Based on the principle of thermodilution with continuous low-rate infusion of saline at room temperature, we designed an instrumental setup for direct flow measurement during cardiac catheterization. A 2.8-F infusion catheter and a standard 0.014-inch sensor-tipped pressure/temperature guidewire were used to calculate absolute flow (Q(thermo)) in a coronary artery from the infusion rate of saline, temperature of the saline at the tip of the infusion catheter, and distal blood temperature during infusion. The method was tested over a wide range of flow rates in 5 chronically instrumented dogs and in 35 patients referred for physiological assessment of a coronary stenosis or for percutaneous coronary intervention.
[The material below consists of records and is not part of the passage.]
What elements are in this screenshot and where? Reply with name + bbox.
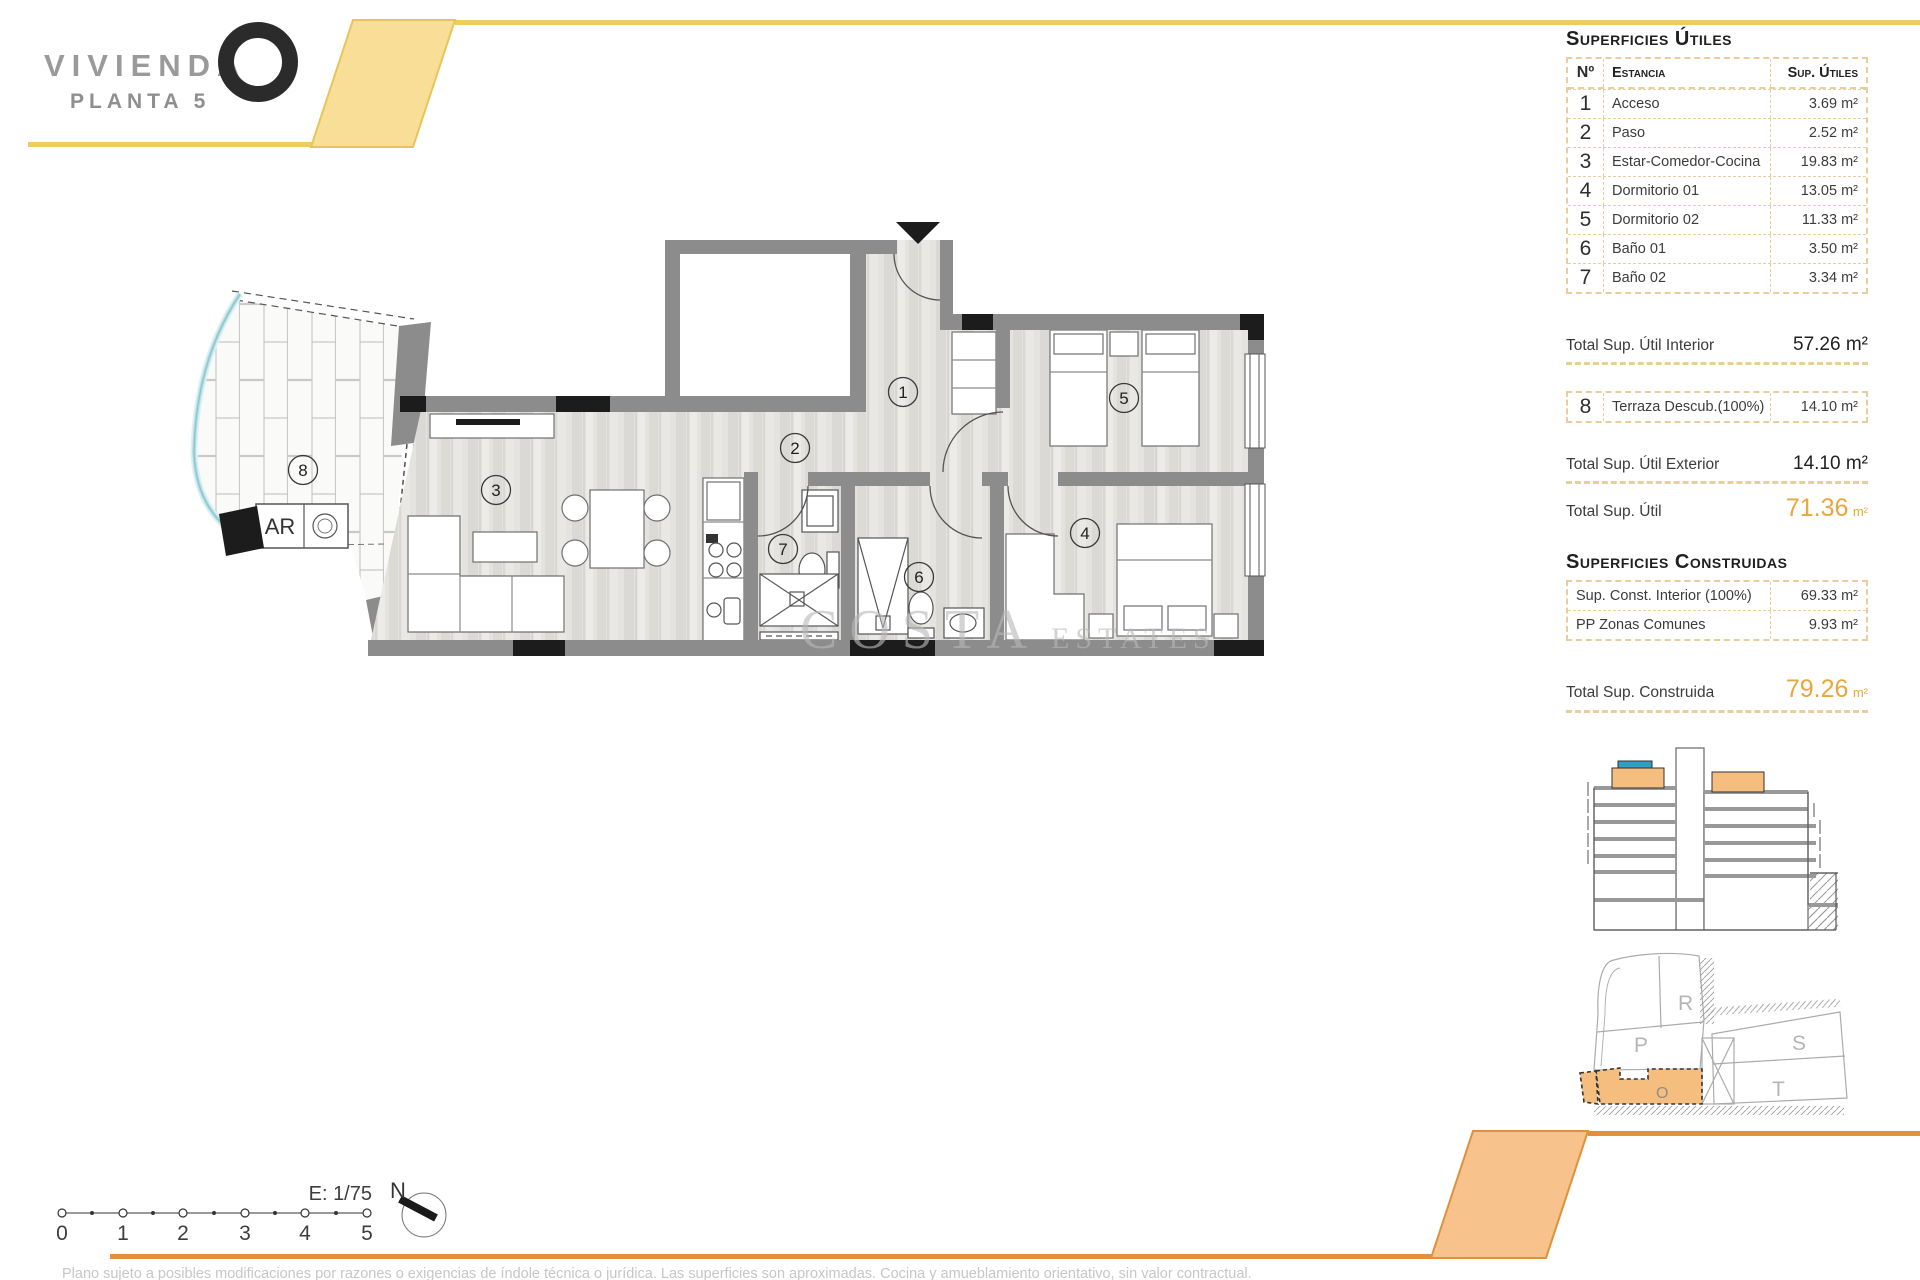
surfaces-construidas-title: Superficies Construidas bbox=[1566, 551, 1868, 574]
scale-text: E: 1/75 bbox=[309, 1183, 372, 1205]
svg-text:4: 4 bbox=[1080, 524, 1089, 543]
plan-sheet: AR bbox=[0, 0, 1920, 1280]
disclaimer-text: Plano sujeto a posibles modificaciones p… bbox=[62, 1266, 1862, 1280]
brand-name: VIVIENDA bbox=[44, 48, 246, 84]
pillar bbox=[219, 506, 264, 556]
total-interior: Total Sup. Útil Interior 57.26 m² bbox=[1566, 334, 1868, 356]
svg-text:1: 1 bbox=[898, 383, 907, 402]
table-row: 2 Paso 2.52 m² bbox=[1568, 118, 1866, 147]
lightwell bbox=[680, 254, 850, 396]
svg-text:0: 0 bbox=[56, 1222, 68, 1245]
surfaces-panel: Superficies Útiles Nº Estancia Sup. Útil… bbox=[1566, 28, 1868, 713]
terrace-row: 8 Terraza Descub.(100%) 14.10 m² bbox=[1566, 391, 1868, 423]
site-label-t: T bbox=[1772, 1078, 1785, 1101]
floor-name: PLANTA 5 bbox=[70, 90, 246, 114]
svg-text:2: 2 bbox=[790, 439, 799, 458]
chair bbox=[644, 495, 670, 521]
decor-bottom-orange bbox=[110, 1131, 1920, 1259]
bed-single bbox=[1050, 330, 1107, 446]
site-label-s: S bbox=[1792, 1032, 1806, 1055]
closet bbox=[952, 332, 996, 414]
nightstand bbox=[1110, 332, 1138, 356]
svg-text:3: 3 bbox=[491, 481, 500, 500]
table-row: 3 Estar-Comedor-Cocina 19.83 m² bbox=[1568, 147, 1866, 176]
site-label-r: R bbox=[1678, 992, 1693, 1015]
total-exterior: Total Sup. Útil Exterior 14.10 m² bbox=[1566, 453, 1868, 475]
highlight-unit-site bbox=[1596, 1068, 1702, 1104]
console bbox=[430, 414, 554, 438]
ar-label: AR bbox=[265, 514, 296, 539]
chair bbox=[644, 540, 670, 566]
nightstand bbox=[1214, 614, 1238, 638]
svg-text:5: 5 bbox=[361, 1222, 373, 1245]
table-row: 6 Baño 01 3.50 m² bbox=[1568, 234, 1866, 263]
ar-unit: AR bbox=[256, 504, 348, 548]
table-row: PP Zonas Comunes 9.93 m² bbox=[1568, 610, 1866, 639]
svg-text:6: 6 bbox=[914, 568, 923, 587]
pool-icon bbox=[1618, 761, 1652, 768]
table-row: 7 Baño 02 3.34 m² bbox=[1568, 263, 1866, 292]
bed-double bbox=[1117, 524, 1212, 636]
svg-text:1: 1 bbox=[117, 1222, 129, 1245]
svg-text:8: 8 bbox=[298, 461, 307, 480]
site-label-o: O bbox=[1656, 1085, 1668, 1102]
total-util: Total Sup. Útil 71.36 m² bbox=[1566, 494, 1868, 523]
svg-text:7: 7 bbox=[778, 540, 787, 559]
table-header: Nº Estancia Sup. Útiles bbox=[1568, 59, 1866, 89]
svg-text:4: 4 bbox=[299, 1222, 311, 1245]
surfaces-utiles-title: Superficies Útiles bbox=[1566, 28, 1868, 51]
logo: VIVIENDA PLANTA 5 bbox=[44, 48, 246, 114]
svg-text:3: 3 bbox=[239, 1222, 251, 1245]
table-row: 4 Dormitorio 01 13.05 m² bbox=[1568, 176, 1866, 205]
bed-single bbox=[1142, 330, 1199, 446]
site-plan: P R S T O bbox=[1580, 953, 1847, 1115]
north-arrow-icon: N bbox=[390, 1178, 446, 1237]
site-label-p: P bbox=[1634, 1034, 1648, 1057]
highlight-unit-left bbox=[1612, 768, 1664, 788]
kitchen bbox=[703, 478, 744, 642]
nightstand bbox=[1089, 614, 1113, 638]
total-construida: Total Sup. Construida 79.26 m² bbox=[1566, 675, 1868, 704]
svg-text:2: 2 bbox=[177, 1222, 189, 1245]
table-row: Sup. Const. Interior (100%) 69.33 m² bbox=[1568, 582, 1866, 610]
dining-table bbox=[590, 490, 644, 568]
chair bbox=[562, 540, 588, 566]
north-label: N bbox=[390, 1178, 406, 1203]
coffee-table bbox=[473, 532, 537, 562]
svg-text:5: 5 bbox=[1119, 389, 1128, 408]
highlight-unit-right bbox=[1712, 772, 1764, 792]
chair bbox=[562, 495, 588, 521]
brand-ring-icon bbox=[218, 22, 298, 102]
section-diagram bbox=[1588, 748, 1838, 930]
table-row: 5 Dormitorio 02 11.33 m² bbox=[1568, 205, 1866, 234]
surfaces-construidas-table: Sup. Const. Interior (100%) 69.33 m² PP … bbox=[1566, 580, 1868, 641]
tv bbox=[456, 419, 520, 425]
scale-bar: 0 1 2 3 4 5 E: 1/75 bbox=[56, 1183, 373, 1245]
table-row: 1 Acceso 3.69 m² bbox=[1568, 89, 1866, 118]
surfaces-utiles-table: Nº Estancia Sup. Útiles 1 Acceso 3.69 m²… bbox=[1566, 57, 1868, 294]
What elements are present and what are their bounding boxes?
Thermodilution-derived flow corresponded well with true flow (Q) in all dogs (Q(thermo) = 0.73 Q + 42 ml/min; R(2) = 0.72). Reproducibility was excellent (Q(thermo,)(1) = 0.96 x Q(thermo,)(2) + 3 ml/min; R(2) = 0.89). The measurements were independent of infusion rate and sensor position as predicted by theory. In the humans, a good agreement was found between increase of thermodilution-derived volumetric blood flow after percutaneous coronary intervention and increase of fractional flow reserve (R(2) = 0.84); reproducibility of the measurements was excellent (Q(thermo,)(1) = 1.0 Q(thermo,)(2) + 0.9 ml/min, R(2) = 0.97), and the measurements were independent of infusion rate and sensor position.


Using a suitable infusion catheter and a 0.014-inch sensor-tipped guidewire for measurement of coronary pressure and temperature, volumetric blood flow can be directly measured in selective coronary arteries during cardiac catheterization.